Besides this, idempotence operations are performed. The operations can be repeated without affecting the final result. Full synchronization and incremental synchronization are isolated and do not affect online services.
The data layer needs to converge the behavior data of the platform sellers. Differences in business complexities lead to diversified data sources. First, Standard data is derived from the Omega system developed inhouse for Xianyu. Second, differentiated data is derived from diversified data sources, including log collection, Message Queue (MQ) messages, and persistent storage facilities.
Data is converged based on the four elements of seller behavior in Xianyu we mentioned earlier. After that, the data needs to be normalized and mapped to standard behavior data. Due to the differences in data magnitude and complexity, we use different methods to identify data based on the different complexities of behavioral data.
- Real-time stream processing: Real-time stream processing is used to match simple events. For this, statistics data such as convergence and association is used. Real-time stream processing uses less resources, but is not flexible. It can complete complex events, but involves highly complex code, which is difficult to maintain.
- CEP engine: The CEP engine can be used for cross-event pattern matching for complex events. It provides flexible features and high readability, but uses more resources.
- Persistence: Stateful data must be persistent so that the data can be used for subsequent match calculation.
In addition to the three modules mentioned above, we have also added the following features:
- Benefit perception: To enhance the seller’s perception of interest points, we added a peripheral benefit perception module. Data is loaded from third-party online systems to display the activity effect and stimulate seller behaviors. We think that this will encourage sellers to pay attention to potential sellers that have started conversation with them.

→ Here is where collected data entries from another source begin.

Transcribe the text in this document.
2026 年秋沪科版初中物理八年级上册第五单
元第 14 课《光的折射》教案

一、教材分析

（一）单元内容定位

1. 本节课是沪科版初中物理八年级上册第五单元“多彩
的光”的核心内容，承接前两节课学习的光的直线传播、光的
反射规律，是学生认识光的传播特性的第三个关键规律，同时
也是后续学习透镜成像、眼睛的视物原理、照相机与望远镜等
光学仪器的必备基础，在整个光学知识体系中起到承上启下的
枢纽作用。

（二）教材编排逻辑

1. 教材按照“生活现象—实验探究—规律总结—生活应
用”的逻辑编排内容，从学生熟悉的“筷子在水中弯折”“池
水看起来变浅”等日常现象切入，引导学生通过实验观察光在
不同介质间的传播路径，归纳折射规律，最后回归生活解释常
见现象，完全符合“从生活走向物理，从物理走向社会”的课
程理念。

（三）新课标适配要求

- Group selection: This module is used to deliver activity information to sellers.
- Service layer: This supports standard client protocols, and provides features such as rendering templates, activity queries, and action configurations.
So far, we have implemented similar item association, a traffic distribution model based on seller behavior, specifically online status metric and reply data statistics and real profile pictures.
The test data on bucket-based traffic distribution based on seller behavior shows that transaction conversion has increased by 3%. At present, the development personnel are not required when adding a new scenario, and the new scenario can be quickly implemented in the system as long as the operation personnel explore key behavior data.
The closed loop of seller behavior means constant feedback. The logic of this closed loop requires us to better understand sellers and learn more about how to describe their behaviors. Behavior data allows us to better understand sellers. But in the future we need better seller behavior data and feature vectors to serve as the underlying infrastructure.
Moreover, with a complete seller behavior feature library, we need to find behavior points that are more valuable to sellers and help us provide better guidance to them. Different sellers will benefit from different information, so we must take an individualized approach.
The current benefit feedback mechanism is simple. Increasing a seller’s perception of behavior interest points helps cultivate more attentive and stable sellers. But, really, understanding sellers is only the first step. In the e-commerce field, both customer-to-customer and customer-to-business scenarios are focusing on shopping guide and personalization features. Such increased level of personalization helps maximize the traffic value, which is also full of uncertainties. As such, a definite understanding of sellers is very helpful for matching traffic and performing seller operations.